Market Theory and the Price System. Israel M. Kirzner
“in the same market” (that is, if they are each in contact with the other and aware of the other’s relative ranking). This is so because it will benefit each man to give some of the good he values less for some of the good he values more. A state of rest, where both men, although in the same market, do not barter, can exist therefore only when both men rank both goods in the same order on their individual scales of value. But if this is so for two goods, it is so for any two goods. Thus, for two men to be in a state of rest with respect to each other, each must rank the marginal quantities of all the goods, which both possess, in exactly the same order as does the other.
Moreover, if this is the condition for absence of exchange between two men, it must be so also for any two men. Thus, for a market to be at rest, each participant in a market must rank each one of the goods he possesses in exactly the same order of significance, at the margin, as does every other participant in the market.

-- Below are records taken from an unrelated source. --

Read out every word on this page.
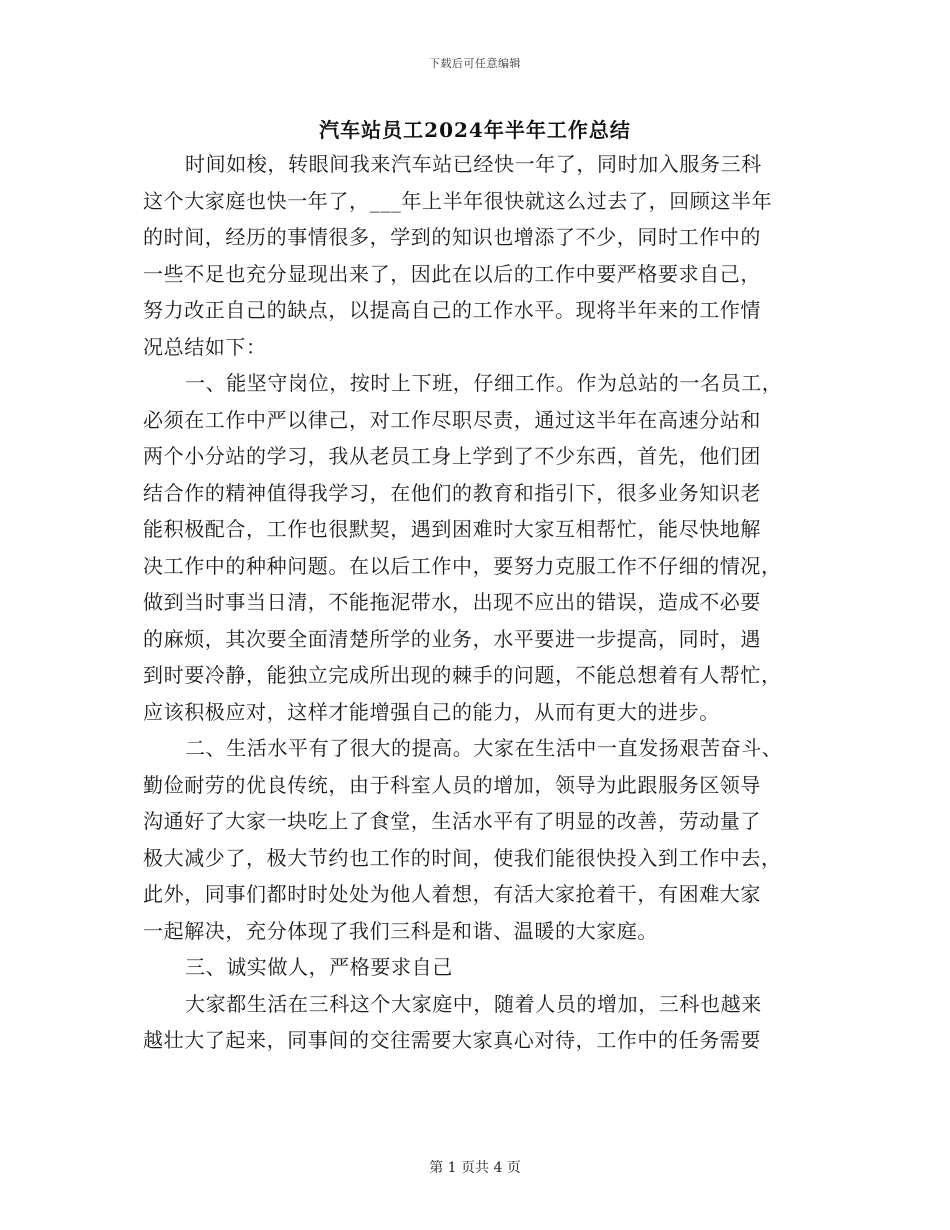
下载后可任意编辑
汽车站员工2024年半年工作总结
时间如梭，转眼间我来汽车站已经快一年了，同时加入服务三科
这个大家庭也快一年了，___年上半年很快就这么过去了，回顾这半年
的时间，经历的事情很多，学到的知识也增添了不少，同时工作中的
一些不足也充分显现出来了，因此在以后的工作中要严格要求自己，
努力改正自己的缺点，以提高自己的工作水平。现将半年来的工作情
况总结如下：
一、能坚守岗位，按时上下班，仔细工作。作为总站的一名员工，
必须在工作中严以律己，对工作尽职尽责，通过这半年在高速分站和
两个小分站的学习，我从老员工身上学到了不少东西，首先，他们团
结合作的精神值得我学习，在他们的教育和指引下，很多业务知识老
能积极配合，工作也很默契，遇到困难时大家互相帮忙，能尽快地解
决工作中的种种问题。在以后工作中，要努力克服工作不仔细的情况，
做到当时事当日清，不能拖泥带水，出现不应出的错误，造成不必要
的麻烦，其次要全面清楚所学的业务，水平要进一步提高，同时，遇
到时要冷静，能独立完成所出现的棘手的问题，不能总想着有人帮忙，
应该积极应对，这样才能增强自己的能力，从而有更大的进步。
二、生活水平有了很大的提高。大家在生活中一直发扬艰苦奋斗、
勤俭耐劳的优良传统，由于科室人员的增加，领导为此跟服务区领导
沟通好了大家一块吃上了食堂，生活水平有了明显的改善，劳动量了
极大减少了，极大节约也工作的时间，使我们能很快投入到工作中去，
此外，同事们都时时处处为他人着想，有活大家抢着干，有困难大家
一起解决，充分体现了我们三科是和谐、温暖的大家庭。
三、诚实做人，严格要求自己
大家都生活在三科这个大家庭中，随着人员的增加，三科也越来
越壮大了起来，同事间的交往需要大家真心对待，工作中的任务需要
第 1 页共 4 页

To put the same proposition in a different and more useful form, in any market a tendency will exist for each participant to barter in the marketplace so long as the relative marginal utilities to him of all the goods he possesses is in anyway different from those of any other participant with respect to those that he possesses. As each participant exchanges, the marginal utility of given quantities of the goods that he sacrifices rises (in accordance with the law of diminishing utility), while that of given quantities of the goods that he acquires correspondingly falls. The process of exchange thus raises those marginal utilities that had been relatively low (that is, of the goods that the owners for this reason wished to sell) and lowers those marginal utilities that had been relatively higher (that is, of the goods that the owner for this reason wished to buy). Hence, as the exchange process continues, the value scale of each member of the market tends toward consistency with that of every other member, with respect to the goods possessed by each member.
As men’s tastes change, as for various reasons the quantities and kinds of the commodities and services each man possesses change, the relative marginal utilities of the goods he possesses alter for each participant in the market and thus, again and again, diverge from the rankings of other participants. There is thus constant recurrence of opportunities for each participant to exchange profitably.
The rates exchanges will take place at, of course, are closely bound up with the degree of divergence between the value scales of different participants. These are matters that will concern us in later chapters. Our discussion has been carried on in barter terms consistent with our assumption that exchange is carried on with the assistance of a medium of exchange that only facilitates, and in no way distorts, the expression by men of their relative valuations of real goods and services.
Acting men, in choosing between available alternatives, arrange them in order of preference. The scale of values made up in this way indicates the relative marginal utilities of different specific quantities of different goods and services. Men act so as to replace a good of lower marginal utility by one of higher marginal utility.
The marginal utility of successively available additional units to a stock of a commodity steadily diminishes, other things being equal. This is the law of diminishing marginal utility.
Goods are either related or unrelated. Related goods may be either complementary to one another or substitutes (rivals) for one another. Complements are goods whose marginal utility rises, other things being the same, as the quantity possessed of the others increases. Substitutes are goods whose marginal utility falls, other things being the same, as the quantity of the others increases. Unrelated goods are those whose marginal utilities are unaffected by the quantities possessed of the other.
The marginal utility view is able to resolve the classical paradox concerning the relative values of diamonds and water. The utility concept is subjective and relative in character. The utility of a good refers to nothing inherent in the good itself and is meaningless unless it refers to a comparison with the utility of something else. Utility is an ordinal concept. No cardinal “units” of utility are implied in utility theory. “Marginal utility” is therefore to be interpreted not as the “rate of change of total utility,” but as the (total) utility afforded by an increment of a good or service.
The utility theory provides the framework to understand exchange between market participants. Exchange will take place wherever the value scale rankings of two goods possessed by one man are different for him than the corresponding ranking for another man. In a market there is therefore a constant tendency for participants to exchange so that the value scale of each represents rankings identical with that of every other participant, for goods possessed by each of them.
SUGGESTED READINGS
Wicksteed, P. H., The Common Sense of Political Economy, Routledge and Kegan Paul Ltd., London, 1933, pp. 1–125.
Mises, L. v., Human Action, Yale University Press, New Haven, Connecticut, 1949, pp. 119–127.
Rothbard, M., “Toward a Reconstruction of Utility and Welfare Economics,” in On Freedom and Free Enterprise, D. Van Nostrand Co., Inc., Princeton, New Jersey, 1956, pp. 232–243.